What happened with the ONR/OCW mix was that the MF very soon became 
overwhelmed and there was no choice but to use dry MF cloths. That was
scary!

Despite this, the resulting shine was absolutely superb, though as OCW is a
spray and wipe product it's no great shakes to apply it after the bucketless
ONR wash. Obviously, I'm a tad disappointed because I'd hoped that two
stages could be combined into one. As said above, I'd not recommend this 
mix, at least not with the bucketless wash method. 

Regards,
Steve


----------



## lowejackson (Feb 23, 2006)

Lowiepete said:


> Hi Tony,
> 
> Well, it was red rag to a bull, so as stated I tried this in my bucketless wash
> routine. I mixed equal amounts of ONR/OCW into the spray bottle. I have to
> ...


I wonder if the OCW works better in the bucket due to the higher dilution rates or, and this is a bit tenuous, each time I have seen someone recommend OCW & ONR it is being used over another Optimum product. So, could there been some complementary chemistry going on?


----------



## Adrian Convery (May 27, 2010)

I bought ONR ages ago and haven't really used it for a full wash, Ive used it to remove dust etc as a QD type wash as Lowiepete does, I would love to see a video of someone doing a spray pre wash, wash with ONR and zymol sponge, QD and dry before I do it myself!

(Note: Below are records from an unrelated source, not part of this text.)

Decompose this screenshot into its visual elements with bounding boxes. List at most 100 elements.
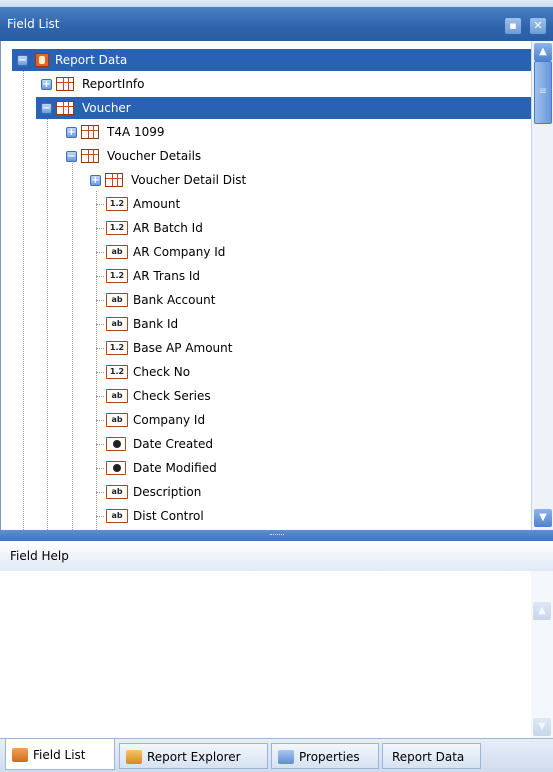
tree-field-label: Amount bbox=[133, 197, 181, 211]
tree-field-item[interactable]: ab Description bbox=[96, 481, 516, 503]
tree-connector bbox=[96, 468, 104, 469]
tree-field-item[interactable]: ab Dist Control bbox=[96, 505, 516, 527]
expand-icon[interactable]: + bbox=[41, 79, 52, 90]
tree-node-label: Voucher Details bbox=[107, 149, 202, 163]
tree-field-item[interactable]: 1.2 Amount bbox=[96, 193, 516, 215]
tree-node-t4a-1099[interactable]: + T4A 1099 bbox=[61, 121, 501, 143]
tree-field-item[interactable]: ab Check Series bbox=[96, 385, 516, 407]
tree-field-label: Dist Control bbox=[133, 509, 204, 523]
field-tree: − Report Data + ReportInfo − Voucher + T… bbox=[0, 41, 531, 530]
numeric-field-icon: 1.2 bbox=[106, 221, 128, 235]
tree-field-label: Bank Account bbox=[133, 293, 216, 307]
tree-node-voucher-details[interactable]: − Voucher Details bbox=[61, 145, 501, 167]
string-field-icon: ab bbox=[106, 413, 128, 427]
table-icon bbox=[56, 101, 74, 115]
expand-icon[interactable]: + bbox=[66, 127, 77, 138]
tree-node-label: ReportInfo bbox=[82, 77, 145, 91]
tree-field-item[interactable]: 1.2 Check No bbox=[96, 361, 516, 383]
numeric-field-icon: 1.2 bbox=[106, 365, 128, 379]
tab-field-list[interactable]: Field List bbox=[5, 739, 115, 770]
scrollbar-thumb[interactable]: ≡ bbox=[534, 61, 552, 124]
tree-field-label: Description bbox=[133, 485, 202, 499]
panel-title: Field List bbox=[7, 17, 60, 31]
tree-field-item[interactable]: 1.2 Base AP Amount bbox=[96, 337, 516, 359]
bottom-tab-bar: Field List Report Explorer Properties Re… bbox=[0, 738, 553, 772]
tree-connector bbox=[96, 492, 104, 493]
tree-field-item[interactable]: ab Company Id bbox=[96, 409, 516, 431]
tree-node-reportinfo[interactable]: + ReportInfo bbox=[36, 73, 516, 95]
tab-report-data[interactable]: Report Data bbox=[382, 743, 481, 769]
tree-connector bbox=[96, 420, 104, 421]
tree-field-label: Date Created bbox=[133, 437, 213, 451]
tree-field-item[interactable]: 1.2 AR Trans Id bbox=[96, 265, 516, 287]
tree-connector bbox=[96, 252, 104, 253]
tree-node-label: T4A 1099 bbox=[107, 125, 165, 139]
tree-field-label: Bank Id bbox=[133, 317, 179, 331]
tab-report-explorer[interactable]: Report Explorer bbox=[119, 743, 268, 769]
tree-field-label: Base AP Amount bbox=[133, 341, 233, 355]
field-list-icon bbox=[12, 747, 28, 762]
tree-field-label: AR Batch Id bbox=[133, 221, 203, 235]
tree-field-label: AR Trans Id bbox=[133, 269, 201, 283]
tab-properties[interactable]: Properties bbox=[271, 743, 379, 769]
tree-connector bbox=[96, 228, 104, 229]
tree-field-label: AR Company Id bbox=[133, 245, 226, 259]
string-field-icon: ab bbox=[106, 485, 128, 499]
string-field-icon: ab bbox=[106, 317, 128, 331]
tree-connector bbox=[96, 372, 104, 373]
date-field-icon bbox=[106, 437, 126, 451]
tree-field-item[interactable]: ab Bank Id bbox=[96, 313, 516, 335]
string-field-icon: ab bbox=[106, 389, 128, 403]
tree-scrollbar[interactable]: ▲ ≡ ▼ bbox=[531, 41, 553, 530]
numeric-field-icon: 1.2 bbox=[106, 269, 128, 283]
tree-guide-line bbox=[23, 59, 24, 530]
numeric-field-icon: 1.2 bbox=[106, 197, 128, 211]
tree-connector bbox=[96, 516, 104, 517]
scroll-down-icon[interactable]: ▼ bbox=[533, 718, 551, 736]
collapse-icon[interactable]: − bbox=[17, 55, 28, 66]
tree-field-item[interactable]: 1.2 AR Batch Id bbox=[96, 217, 516, 239]
tree-connector bbox=[96, 396, 104, 397]
date-field-icon bbox=[106, 461, 126, 475]
expand-icon[interactable]: + bbox=[90, 175, 101, 186]
collapse-icon[interactable]: − bbox=[41, 103, 52, 114]
panel-titlebar: Field List ▪ ✕ bbox=[0, 7, 553, 41]
tree-field-label: Company Id bbox=[133, 413, 206, 427]
close-icon[interactable]: ✕ bbox=[530, 18, 546, 34]
scroll-up-icon[interactable]: ▲ bbox=[534, 43, 552, 61]
tree-node-report-data[interactable]: − Report Data bbox=[12, 49, 531, 71]
tree-connector bbox=[96, 300, 104, 301]
pin-icon[interactable]: ▪ bbox=[505, 18, 521, 34]
tree-field-item[interactable]: Date Modified bbox=[96, 457, 516, 479]
string-field-icon: ab bbox=[106, 245, 128, 259]
tree-connector bbox=[96, 204, 104, 205]
scroll-up-icon[interactable]: ▲ bbox=[533, 602, 551, 620]
tree-field-item[interactable]: Date Created bbox=[96, 433, 516, 455]
table-icon bbox=[105, 173, 123, 187]
tab-label: Field List bbox=[33, 748, 86, 762]
table-icon bbox=[81, 125, 99, 139]
help-scrollbar[interactable]: ▲ ▼ bbox=[531, 571, 553, 738]
panel-splitter[interactable] bbox=[0, 530, 553, 541]
tree-connector bbox=[96, 348, 104, 349]
tree-connector bbox=[96, 276, 104, 277]
splitter-grip[interactable] bbox=[270, 534, 284, 537]
tree-node-voucher[interactable]: − Voucher bbox=[36, 97, 531, 119]
tree-guide-line bbox=[47, 105, 48, 530]
tree-field-item[interactable]: ab Bank Account bbox=[96, 289, 516, 311]
help-header: Field Help bbox=[0, 541, 553, 572]
scroll-down-icon[interactable]: ▼ bbox=[534, 509, 552, 527]
tree-field-label: Check Series bbox=[133, 389, 211, 403]
tab-label: Properties bbox=[299, 750, 360, 764]
collapse-icon[interactable]: − bbox=[66, 151, 77, 162]
tree-node-voucher-detail-dist[interactable]: + Voucher Detail Dist bbox=[85, 169, 505, 191]
table-icon bbox=[56, 77, 74, 91]
tree-connector bbox=[96, 324, 104, 325]
tree-node-label: Voucher Detail Dist bbox=[131, 173, 247, 187]
tree-node-label: Voucher bbox=[82, 101, 131, 115]
string-field-icon: ab bbox=[106, 509, 128, 523]
tree-connector bbox=[96, 444, 104, 445]
tree-field-item[interactable]: ab AR Company Id bbox=[96, 241, 516, 263]
tab-label: Report Data bbox=[392, 750, 465, 764]
database-icon bbox=[35, 53, 49, 67]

Very hesitant indeed :/


----------



## lowejackson (Feb 23, 2006)

Adrian Convery said:


> I bought ONR ages ago and haven't really used it for a full wash, Ive used it to remove dust etc as a QD type wash as Lowiepete does, I would love to see a video of someone doing a spray pre wash, wash with ONR and zymol sponge, QD and dry before I do it myself! Very hesitant indeed :/


----------



## Lowiepete (Mar 29, 2009)

lowejackson said:


> I wonder if the OCW works better in the bucket


Hmmm, from what I've seen from the pre-spray antics, I'm not too convinced
that it'll be any different in a wash bucket. One of the benefits of using ONR
on its own is that water spots no longer create a problem. If anyone tries
this in a bucket, please be aware of the possible pitfalls. I found with the
bucketless method that it was harder work and more risky than applying
ONR and OCW separately.


lowejackson said:


> ...each time I have seen someone recommend OCW & ONR it is being used over another Optimum product. So, could there been some complementary chemistry going on?


Ah, now that is correct, there is - used separately as a suite of treatments, 
in the right order, and you get big shine for little bucks and little work too.

OptiSeal, washed with ONR and given a wipe-over with OCW produces some
excellent bling and protection. An OID treatment on top as a QD and you 
then have an almost ultimate finish too. Probably, the only thing to surpass it 
would be their OptiCoat. If it weren't too blingy for my taste, I'd be an
OPT whore any day! 

Regards,
Steve


----------



## Gruffs (Dec 10, 2007)

Once you have used ONR, In the summre you just won't be bothered to use anything else. It saves that much time and effort that you have to be a complete masochist to do it any other way.


----------